Binance Australia plans for better 2024 but uncertainty remains over crypto access
Banks are still restricting access to the cryptocurrency exchange, but Binance Australia is preparing to leap into the new regulatory regime set to hit the sector in 2024.
Binance Australia is pedalling hard to move on from a horror 2023, after an exodus of leadership and restrictions on deposits and withdrawals as banks turn on the cryptocurrency exchange amid scam concerns.
But Ben Rose, who has taken on the mantle of general manager of the local operation across Australia, New Zealand, and the Pacific, has big hopes for changes in favour of the crypto operator this year.
Mr Rose admitted there were “definitely challenges faced by the team last year”, as regulators turned on the cryptocurrency exchange. “Big changes were made at a global and local level to evolve the company,” he said.
“We have acknowledged our past mistakes and the team is excited to be involved in the transformation to a bright new future for Binance.”
Mr Rose told The Weekend Australian there was “a lot of eagerness and anticipation” in the crypto market after the launch of a bitcoin exchange traded fund, pointing to a resurgence of interest.
“It’s clear there have been impressive new entries both at the retail level and institutional,” he said. “Almost $1.9bn has been poured into the nine bitcoin ETFs and in Australia alone daily bitcoin trading volumes on Binance have increased 165 per cent.”
But the cryptocurrency exchange’s local fortunes may be in the hands of others, with a bank pullback from allowing access, and uncertainty about the future form regulation may take in Australia.
Mr Rose has been on a listening tour after taking on the top job at Binance Australia in March last year, jumping between his base in New Zealand and Australia.
This came after the sudden resignation of Leigh Travers after just two years in the job.
Mr Travers took on the top job at Binance as the wind of low interest rates and interest in speculative assets filled the sales of the cryptocurrency platform.
But a bout of regulatory attention from ASIC, which took interest in the company’s aggressive marketing of derivatives trading, and a broader “crypto winter” saw Mr Travers resign and Mr Rose step in.
This came as the US Commodity Futures Trading Commission launched legal action against Binance alleging the crypto platform had engaged in illegal activity, funnelling US customers to its platforms in breach of the law, as well as allowing transactions by groups including Hamas, Islamic State and al-Qa’ida.
Binance agreed to pay a $US4.3bn ($6.5bn) fine to settle the deal, with the exchange’s longtime boss Changpeng Zhao stepping down and also personally paying a $50m fine.
The company is also still facing charges from the Securities and Exchange Commission in the US alleging the company operated an illegal exchange.
Binance is facing its own challenges locally, with ASIC still largely hostile to crypto products and the Albanese government tinkering with regulatory settings for the industry.

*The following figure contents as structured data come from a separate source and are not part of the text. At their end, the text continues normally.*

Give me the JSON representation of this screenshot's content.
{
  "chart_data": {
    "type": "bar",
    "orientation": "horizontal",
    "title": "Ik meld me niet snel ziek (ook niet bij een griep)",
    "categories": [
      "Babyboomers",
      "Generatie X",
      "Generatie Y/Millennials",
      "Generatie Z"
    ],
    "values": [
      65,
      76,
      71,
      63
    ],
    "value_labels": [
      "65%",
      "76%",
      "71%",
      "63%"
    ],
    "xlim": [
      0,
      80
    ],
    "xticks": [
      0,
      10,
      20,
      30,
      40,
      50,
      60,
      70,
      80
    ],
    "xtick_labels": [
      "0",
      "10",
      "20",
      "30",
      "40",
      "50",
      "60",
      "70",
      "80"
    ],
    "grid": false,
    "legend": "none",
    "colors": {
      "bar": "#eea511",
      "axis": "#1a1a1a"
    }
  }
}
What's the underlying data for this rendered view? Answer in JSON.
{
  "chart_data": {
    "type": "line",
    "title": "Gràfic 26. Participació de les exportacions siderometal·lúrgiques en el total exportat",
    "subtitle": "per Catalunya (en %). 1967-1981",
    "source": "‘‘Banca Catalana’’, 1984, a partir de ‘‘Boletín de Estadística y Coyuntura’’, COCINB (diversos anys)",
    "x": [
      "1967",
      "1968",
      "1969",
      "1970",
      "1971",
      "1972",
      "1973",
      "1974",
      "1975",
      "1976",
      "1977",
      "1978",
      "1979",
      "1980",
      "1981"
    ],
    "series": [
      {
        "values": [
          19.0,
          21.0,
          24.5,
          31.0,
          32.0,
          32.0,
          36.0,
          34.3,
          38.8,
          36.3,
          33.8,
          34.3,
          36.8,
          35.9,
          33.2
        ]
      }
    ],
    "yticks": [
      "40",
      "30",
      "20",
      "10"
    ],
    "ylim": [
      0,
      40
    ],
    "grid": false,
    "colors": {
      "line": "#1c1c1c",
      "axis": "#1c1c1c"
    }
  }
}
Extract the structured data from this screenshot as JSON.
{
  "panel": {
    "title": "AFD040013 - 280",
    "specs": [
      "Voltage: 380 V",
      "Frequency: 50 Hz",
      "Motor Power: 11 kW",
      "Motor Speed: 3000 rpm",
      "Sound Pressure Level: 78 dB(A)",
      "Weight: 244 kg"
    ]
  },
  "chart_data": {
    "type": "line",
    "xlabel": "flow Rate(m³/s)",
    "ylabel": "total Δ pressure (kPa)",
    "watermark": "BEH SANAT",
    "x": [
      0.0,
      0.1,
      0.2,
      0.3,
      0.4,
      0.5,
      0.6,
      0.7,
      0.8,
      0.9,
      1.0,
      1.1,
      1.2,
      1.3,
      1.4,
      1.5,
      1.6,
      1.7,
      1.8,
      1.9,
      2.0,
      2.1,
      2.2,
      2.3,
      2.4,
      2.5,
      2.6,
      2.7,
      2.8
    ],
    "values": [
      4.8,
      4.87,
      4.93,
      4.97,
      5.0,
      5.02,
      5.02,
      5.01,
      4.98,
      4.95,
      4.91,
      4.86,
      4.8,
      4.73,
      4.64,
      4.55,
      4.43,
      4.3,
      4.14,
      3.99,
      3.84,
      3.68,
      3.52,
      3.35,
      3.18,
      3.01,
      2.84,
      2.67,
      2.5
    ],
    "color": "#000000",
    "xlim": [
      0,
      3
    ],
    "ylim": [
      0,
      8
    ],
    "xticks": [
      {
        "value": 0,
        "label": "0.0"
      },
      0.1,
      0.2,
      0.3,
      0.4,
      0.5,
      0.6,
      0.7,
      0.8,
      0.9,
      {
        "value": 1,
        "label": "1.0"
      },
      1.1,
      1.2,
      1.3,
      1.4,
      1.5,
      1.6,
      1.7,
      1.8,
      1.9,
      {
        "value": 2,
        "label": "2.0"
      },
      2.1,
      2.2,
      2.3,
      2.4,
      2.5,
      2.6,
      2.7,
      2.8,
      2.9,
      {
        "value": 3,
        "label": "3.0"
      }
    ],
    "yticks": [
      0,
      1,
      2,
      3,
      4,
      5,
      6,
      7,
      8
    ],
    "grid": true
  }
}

ASIC chairman Joe Longo has made his views on crypto clear on several occasions, warning of his concern that many investors were piling into the unregulated assets only to be burned.
The regulator has also taken on several cases in the courts tied to crypto, including suing Finder over its Crypto Earn as well as taking on Qoin and Block Earner.
ASIC pulled Binance Australia’s Financial Services Licence last year, after the company volunteered to surrender it.
The Albanese government’s proposed regulation of the sector would see all exchanges required to secure AFSLs, with Mr Rose noting Binance Australia was keen to sign on to whatever regulatory regime was put in place.
“Once the crypto exchange licensing has rolled out, this could be a huge turning point for Australia to join other frontrunners in leading Web3 globally,” he said.
Mr Rose said Binance supported Treasury and ASIC’s approach, noting it was “strong as it’s a very familiar process for traditional financial services”.
“Until we see the finalised crypto exchange regime it would be too soon to ask for more clarity,” he said.
“Right now, what has been presented outlines a promising way for crypto exchanges to confidently operate in a compliant manner and serve users safely and securely.
“If future opportunities present themselves to collaborate with policymakers and regulators, then we’re all for contributing to the development of effective and appropriate digital asset regulatory frameworks that protect users and grow the industry for the long term.”
Binance has one eye on the regulators and another on the banks, which have spent much of the past year locking out exchanges or slowing down transactions amid concern that many scammers were using bitcoin or other crypto assets to offshore stolen funds.
Binance is also looking for a new bank after third-party payments provider Cuscal dumped the exchange in May last year
Mr Rose said Binance was still looking for a new bank partner to allow customers to withdraw and deposit funds. It was critical for investors “to have secure ways to access investment opportunities”.